Breckinridge’s defense was poorly prepared, Ms. Miller writes. But it was also true that the congressman made the fatal mistake of assuming that his status and sex would protect him—that a jury would refuse to find for a “wanton” woman. Even so, Ms. Miller shows sympathy for the congressman, especially for the effect the affair had on his Wellesley-educated daughter, who was about the same age as Pollard. Nisba Breckinridge postponed her career ambitions in order to care for her new stepmother, who had a mental breakdown in response to the scandal.
While the congressman “may have started out as the exploiter,” Ms. Miller writes, “as time went on, it was unclear just who was using whom.” Pollard repeatedly lied about her age and sexual experience. She appears to have had a history of making inappropriate advances toward other prominent men, possibly including Treasury Secretary John Carlisle. Ms. Miller speculates that she engaged in casual prostitution when she needed money.
Under the prevailing social mores of the day, society punished only women—not men—for engaging in sexual conduct outside of marriage. Pollard, her reputation destroyed, was damaged goods, with little chance of finding a man willing to marry her. Breckinridge, by contrast, could carry on with his life. Pollard expressed her frustration with this double standard when she told the jury: “I said there was such a thing as justice, and it should be done. He should have his share and I should have my share.” Ms.
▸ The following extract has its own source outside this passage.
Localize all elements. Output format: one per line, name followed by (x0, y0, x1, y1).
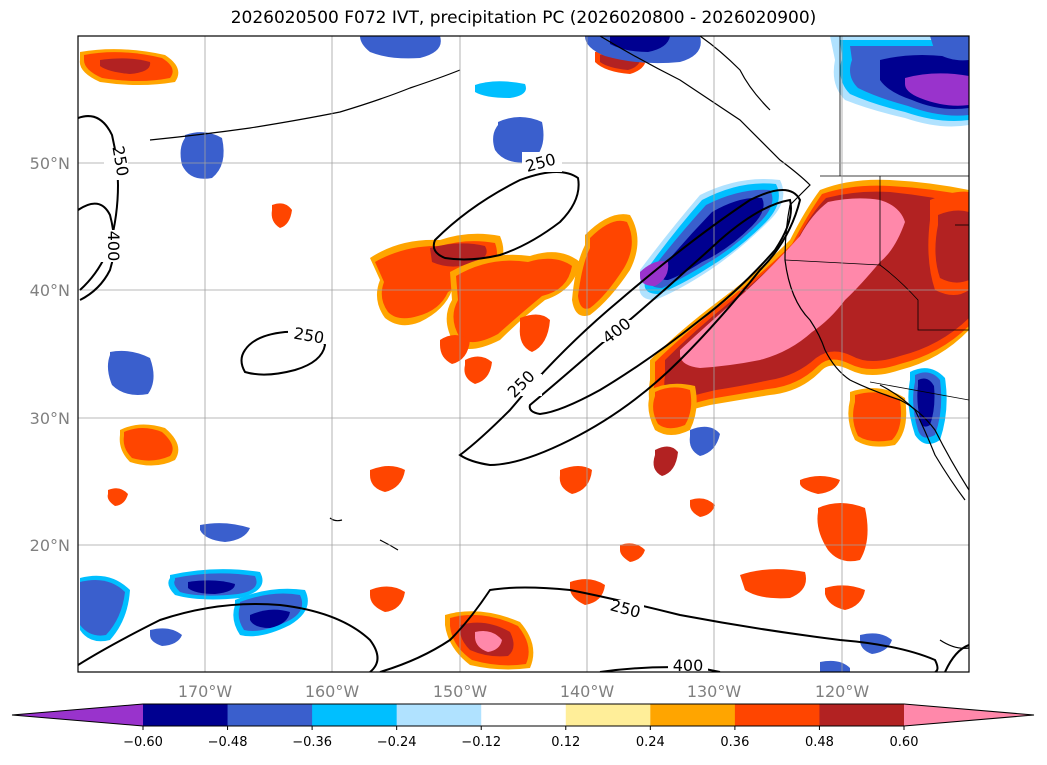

Miller avers that Pollard seemed less interested in revenge or restitution than in making a point about sexual equality.
An unanswered question about the lawsuit is who paid for Pollard’s legal costs. Ms. Miller presents a plausible case that the money came from wealthy women who hoped that a full airing of Pollard’s predicament would lead to a change in societal attitudes about men’s out-of-wedlock sexual activity. The reformers wanted men to be judged by the higher moral standard that applied to women—that is, chastity for both sexes. After the trial, the women of Breckinridge’s district in Kentucky put that precept into action when they led an economic and social boycott against the congressman and any man who supported him in his campaign for re-election in 1894. He lost.
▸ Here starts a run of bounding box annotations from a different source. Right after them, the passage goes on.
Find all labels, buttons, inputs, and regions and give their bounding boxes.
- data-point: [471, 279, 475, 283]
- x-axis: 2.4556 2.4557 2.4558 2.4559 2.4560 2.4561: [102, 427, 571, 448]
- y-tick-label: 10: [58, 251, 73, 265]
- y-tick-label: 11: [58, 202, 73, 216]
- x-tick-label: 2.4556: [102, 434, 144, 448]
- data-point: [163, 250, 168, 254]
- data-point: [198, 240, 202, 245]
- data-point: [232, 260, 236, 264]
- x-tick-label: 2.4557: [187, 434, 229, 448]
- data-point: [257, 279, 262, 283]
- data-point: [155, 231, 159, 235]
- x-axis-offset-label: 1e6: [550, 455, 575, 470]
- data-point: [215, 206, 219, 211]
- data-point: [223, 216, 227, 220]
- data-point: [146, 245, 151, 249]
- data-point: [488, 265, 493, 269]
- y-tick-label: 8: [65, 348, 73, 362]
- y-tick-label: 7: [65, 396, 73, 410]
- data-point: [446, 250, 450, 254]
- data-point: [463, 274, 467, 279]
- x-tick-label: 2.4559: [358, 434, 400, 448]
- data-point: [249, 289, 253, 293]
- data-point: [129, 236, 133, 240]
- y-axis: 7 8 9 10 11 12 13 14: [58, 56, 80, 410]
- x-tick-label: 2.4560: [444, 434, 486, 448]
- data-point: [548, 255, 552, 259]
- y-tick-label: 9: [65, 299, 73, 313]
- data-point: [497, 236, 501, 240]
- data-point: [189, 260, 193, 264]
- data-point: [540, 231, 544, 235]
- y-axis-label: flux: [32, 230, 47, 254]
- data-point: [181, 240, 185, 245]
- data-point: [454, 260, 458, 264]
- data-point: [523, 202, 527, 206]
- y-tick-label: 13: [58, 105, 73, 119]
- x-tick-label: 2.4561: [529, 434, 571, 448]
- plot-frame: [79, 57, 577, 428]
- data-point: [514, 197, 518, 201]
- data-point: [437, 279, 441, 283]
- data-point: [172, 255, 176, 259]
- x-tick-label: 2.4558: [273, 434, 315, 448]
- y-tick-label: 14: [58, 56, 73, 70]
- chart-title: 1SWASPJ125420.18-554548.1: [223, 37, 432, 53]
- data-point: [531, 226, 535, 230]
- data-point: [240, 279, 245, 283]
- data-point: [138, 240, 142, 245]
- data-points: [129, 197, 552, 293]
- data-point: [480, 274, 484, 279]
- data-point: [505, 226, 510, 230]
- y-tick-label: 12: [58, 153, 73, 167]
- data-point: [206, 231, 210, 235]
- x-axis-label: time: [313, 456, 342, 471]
Pollard v. Breckinridge didn’t end the double standard, though Ms. Miller contends that it helped “break the taboo around women and premarital sex.” That feels like a stretch, given that the age of sexual liberation was still decades away. Certainly the episode didn’t lead to an elevation in the standard of sexual morality for men. Rather, as the nation experienced the sexual revolutions of the 20th and 21st centuries, equality all too often came to mean that women had license to behave as irresponsibly as men. In today’s #MeToo world, “Bringing Down the Colonel” reverberates in unexpected ways.